Just over a week ago, Hertz stunned the automotive world by announcing it had placed an unprecedented order for 100,000 electric vehicles from Tesla, to be delivered over the next 14 months. The news sent both companies’ share prices soaring by over 10%, and ultimately helped push Tesla’s overall value above $1 trillion.
But gravity kicked in Tuesday, after Tesla CEO Elon Musk said (on Twitter, naturally) that “no contract has been signed yet.” Musk also stressed that the Hertz deal “has zero effect on our economics,” owing to demand for Teslas already hugely outstripping production. “We will only sell cars to Hertz for the same margin as to consumers,” he wrote.

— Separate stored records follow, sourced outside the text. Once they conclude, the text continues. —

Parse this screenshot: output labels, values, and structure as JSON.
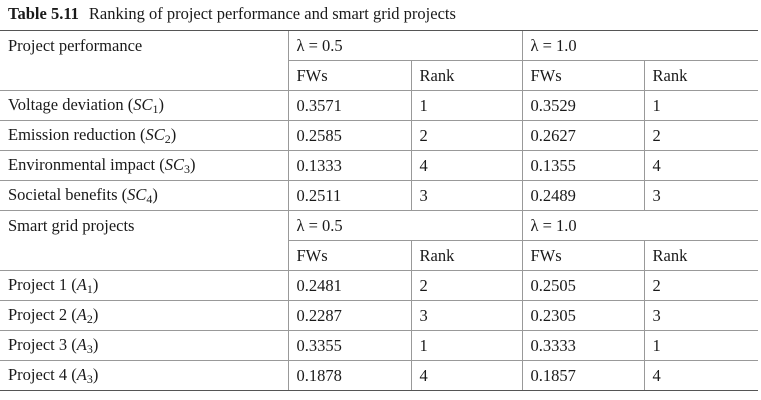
{
  "caption": {
    "label": "Table 5.11",
    "text": "Ranking of project performance and smart grid projects"
  },
  "section1": {
    "header": "Project performance",
    "lambda1": "λ = 0.5",
    "lambda2": "λ = 1.0",
    "col_fws": "FWs",
    "col_rank": "Rank",
    "rows": [
      {
        "name": "Voltage deviation (",
        "sym": "SC",
        "sub": "1",
        "fw1": "0.3571",
        "r1": "1",
        "fw2": "0.3529",
        "r2": "1"
      },
      {
        "name": "Emission reduction (",
        "sym": "SC",
        "sub": "2",
        "fw1": "0.2585",
        "r1": "2",
        "fw2": "0.2627",
        "r2": "2"
      },
      {
        "name": "Environmental impact (",
        "sym": "SC",
        "sub": "3",
        "fw1": "0.1333",
        "r1": "4",
        "fw2": "0.1355",
        "r2": "4"
      },
      {
        "name": "Societal benefits (",
        "sym": "SC",
        "sub": "4",
        "fw1": "0.2511",
        "r1": "3",
        "fw2": "0.2489",
        "r2": "3"
      }
    ]
  },
  "section2": {
    "header": "Smart grid projects",
    "lambda1": "λ = 0.5",
    "lambda2": "λ = 1.0",
    "col_fws": "FWs",
    "col_rank": "Rank",
    "rows": [
      {
        "name": "Project 1 (",
        "sym": "A",
        "sub": "1",
        "fw1": "0.2481",
        "r1": "2",
        "fw2": "0.2505",
        "r2": "2"
      },
      {
        "name": "Project 2 (",
        "sym": "A",
        "sub": "2",
        "fw1": "0.2287",
        "r1": "3",
        "fw2": "0.2305",
        "r2": "3"
      },
      {
        "name": "Project 3 (",
        "sym": "A",
        "sub": "3",
        "fw1": "0.3355",
        "r1": "1",
        "fw2": "0.3333",
        "r2": "1"
      },
      {
        "name": "Project 4 (",
        "sym": "A",
        "sub": "3",
        "fw1": "0.1878",
        "r1": "4",
        "fw2": "0.1857",
        "r2": "4"
      }
    ]
  }
}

That latter fact could even be seen as a positive, given that fleet purchases tend to include big discounts. Nonetheless, Tesla’s stock fell by over 4% in premarket trading, and Hertz’s was down around 7%.
However, in an emailed statement, Hertz doubled down on last week’s announcement.

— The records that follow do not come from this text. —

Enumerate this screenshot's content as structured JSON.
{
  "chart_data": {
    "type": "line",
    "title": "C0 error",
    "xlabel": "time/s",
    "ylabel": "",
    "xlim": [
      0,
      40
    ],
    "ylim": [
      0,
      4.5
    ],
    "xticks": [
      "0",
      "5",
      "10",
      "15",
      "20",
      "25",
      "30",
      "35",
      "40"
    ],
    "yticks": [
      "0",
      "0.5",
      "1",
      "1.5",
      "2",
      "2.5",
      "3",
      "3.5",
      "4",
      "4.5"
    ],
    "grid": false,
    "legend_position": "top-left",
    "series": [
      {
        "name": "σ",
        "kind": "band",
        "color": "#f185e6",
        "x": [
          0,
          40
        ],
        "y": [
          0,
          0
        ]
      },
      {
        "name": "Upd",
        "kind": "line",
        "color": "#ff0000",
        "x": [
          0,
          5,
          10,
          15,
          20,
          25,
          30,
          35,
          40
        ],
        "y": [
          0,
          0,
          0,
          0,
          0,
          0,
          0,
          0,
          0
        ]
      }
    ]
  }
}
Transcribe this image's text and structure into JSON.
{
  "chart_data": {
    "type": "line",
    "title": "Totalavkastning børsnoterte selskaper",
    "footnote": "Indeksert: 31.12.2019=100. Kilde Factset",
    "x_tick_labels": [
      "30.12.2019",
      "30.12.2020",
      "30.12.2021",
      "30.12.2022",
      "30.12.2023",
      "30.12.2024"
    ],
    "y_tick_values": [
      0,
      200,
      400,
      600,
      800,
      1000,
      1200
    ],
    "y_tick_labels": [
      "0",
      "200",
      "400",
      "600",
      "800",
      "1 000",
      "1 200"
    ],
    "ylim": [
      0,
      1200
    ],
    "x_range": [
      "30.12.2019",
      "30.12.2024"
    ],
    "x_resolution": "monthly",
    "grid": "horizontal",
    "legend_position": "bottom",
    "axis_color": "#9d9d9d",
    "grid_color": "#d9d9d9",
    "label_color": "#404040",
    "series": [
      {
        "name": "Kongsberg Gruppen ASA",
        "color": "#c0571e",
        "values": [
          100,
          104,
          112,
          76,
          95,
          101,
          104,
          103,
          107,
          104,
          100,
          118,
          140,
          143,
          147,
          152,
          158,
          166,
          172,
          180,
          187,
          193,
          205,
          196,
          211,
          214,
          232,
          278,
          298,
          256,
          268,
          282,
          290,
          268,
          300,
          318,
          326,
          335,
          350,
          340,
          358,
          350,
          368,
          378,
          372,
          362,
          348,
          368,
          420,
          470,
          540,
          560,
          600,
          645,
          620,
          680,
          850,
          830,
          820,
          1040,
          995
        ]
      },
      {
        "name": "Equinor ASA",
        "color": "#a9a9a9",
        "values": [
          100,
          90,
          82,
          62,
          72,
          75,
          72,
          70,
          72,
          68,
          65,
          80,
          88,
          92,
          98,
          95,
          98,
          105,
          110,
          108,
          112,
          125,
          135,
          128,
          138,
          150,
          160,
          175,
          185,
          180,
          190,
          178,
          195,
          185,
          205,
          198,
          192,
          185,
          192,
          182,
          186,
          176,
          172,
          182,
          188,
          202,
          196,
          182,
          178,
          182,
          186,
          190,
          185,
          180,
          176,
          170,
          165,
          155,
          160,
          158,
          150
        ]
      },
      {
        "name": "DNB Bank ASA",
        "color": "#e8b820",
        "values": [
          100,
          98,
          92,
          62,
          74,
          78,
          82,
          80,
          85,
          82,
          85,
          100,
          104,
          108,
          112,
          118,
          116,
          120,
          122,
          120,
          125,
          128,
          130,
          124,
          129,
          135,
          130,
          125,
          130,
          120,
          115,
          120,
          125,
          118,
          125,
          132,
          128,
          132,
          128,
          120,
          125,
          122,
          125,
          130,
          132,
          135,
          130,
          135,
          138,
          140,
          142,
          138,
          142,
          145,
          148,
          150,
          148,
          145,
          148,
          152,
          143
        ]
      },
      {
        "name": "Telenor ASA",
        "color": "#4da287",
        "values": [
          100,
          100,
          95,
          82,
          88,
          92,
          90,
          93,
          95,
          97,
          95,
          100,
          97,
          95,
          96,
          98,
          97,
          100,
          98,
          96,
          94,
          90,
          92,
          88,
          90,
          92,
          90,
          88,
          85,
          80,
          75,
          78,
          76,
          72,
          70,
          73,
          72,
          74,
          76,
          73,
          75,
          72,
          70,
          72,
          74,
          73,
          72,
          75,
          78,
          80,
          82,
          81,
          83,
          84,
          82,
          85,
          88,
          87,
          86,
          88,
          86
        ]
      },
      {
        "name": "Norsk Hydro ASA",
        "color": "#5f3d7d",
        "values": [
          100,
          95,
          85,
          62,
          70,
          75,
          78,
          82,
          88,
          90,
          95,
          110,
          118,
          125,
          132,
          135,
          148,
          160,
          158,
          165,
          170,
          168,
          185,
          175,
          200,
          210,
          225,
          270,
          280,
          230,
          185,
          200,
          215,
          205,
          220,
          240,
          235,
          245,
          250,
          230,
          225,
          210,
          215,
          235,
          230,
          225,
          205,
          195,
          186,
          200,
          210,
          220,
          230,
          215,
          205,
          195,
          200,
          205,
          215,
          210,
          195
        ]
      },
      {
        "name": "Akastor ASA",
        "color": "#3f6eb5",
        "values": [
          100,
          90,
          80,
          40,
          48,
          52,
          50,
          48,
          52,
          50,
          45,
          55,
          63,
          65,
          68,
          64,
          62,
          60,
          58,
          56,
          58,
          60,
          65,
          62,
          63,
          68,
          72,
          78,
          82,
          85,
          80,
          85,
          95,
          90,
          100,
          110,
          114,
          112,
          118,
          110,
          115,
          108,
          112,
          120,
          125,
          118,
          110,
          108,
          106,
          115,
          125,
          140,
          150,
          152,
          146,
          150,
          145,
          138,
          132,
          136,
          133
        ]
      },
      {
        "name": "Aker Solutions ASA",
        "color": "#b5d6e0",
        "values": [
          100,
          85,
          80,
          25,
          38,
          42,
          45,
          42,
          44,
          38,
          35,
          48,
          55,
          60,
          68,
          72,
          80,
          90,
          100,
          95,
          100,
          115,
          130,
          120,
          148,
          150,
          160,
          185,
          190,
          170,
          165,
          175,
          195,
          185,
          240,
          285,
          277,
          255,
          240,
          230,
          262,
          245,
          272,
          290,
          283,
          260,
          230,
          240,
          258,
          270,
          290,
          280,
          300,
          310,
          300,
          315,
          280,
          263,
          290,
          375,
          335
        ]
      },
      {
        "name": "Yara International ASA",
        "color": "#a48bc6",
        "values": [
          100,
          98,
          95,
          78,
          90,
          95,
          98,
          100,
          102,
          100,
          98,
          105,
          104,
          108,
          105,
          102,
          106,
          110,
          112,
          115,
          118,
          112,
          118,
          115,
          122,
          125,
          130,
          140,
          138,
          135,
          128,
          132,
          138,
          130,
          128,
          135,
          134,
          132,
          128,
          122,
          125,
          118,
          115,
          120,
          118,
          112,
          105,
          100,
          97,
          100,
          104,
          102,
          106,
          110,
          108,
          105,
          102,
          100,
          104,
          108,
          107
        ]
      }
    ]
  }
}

“As we announced last week, Hertz has made an initial order of 100,000 Tesla electric vehicles and is investing in new EV charging infrastructure across the company’s global operations,” the company said Tuesday. “Deliveries of the Teslas already have started. We are seeing very strong early demand for Teslas in our rental fleet, which reflects market demand for Tesla vehicles.”
The rental giant emerged from Chapter 11 bankruptcy in June, with restructuring and fresh equity capital having slashed its debt levels by 80%. Its entry into Chapter 11 last year saw Hertz become a so-called meme stock, with retail investors betting on a stronger reemergence.
The drop in Tesla’s share price is unlikely to be related purely to Musk’s Hertz tweet. It also comes just after Tesla had to issue a recall for nearly 3,000 Model Y and Model 3 vehicles, owing to a suspension issue. And, as some have theorized, Tesla’s 18% ascent over the past five days may have simply prompted investors to take profits—some of Tesla’s current and former board members reportedly cashed in last Wednesday.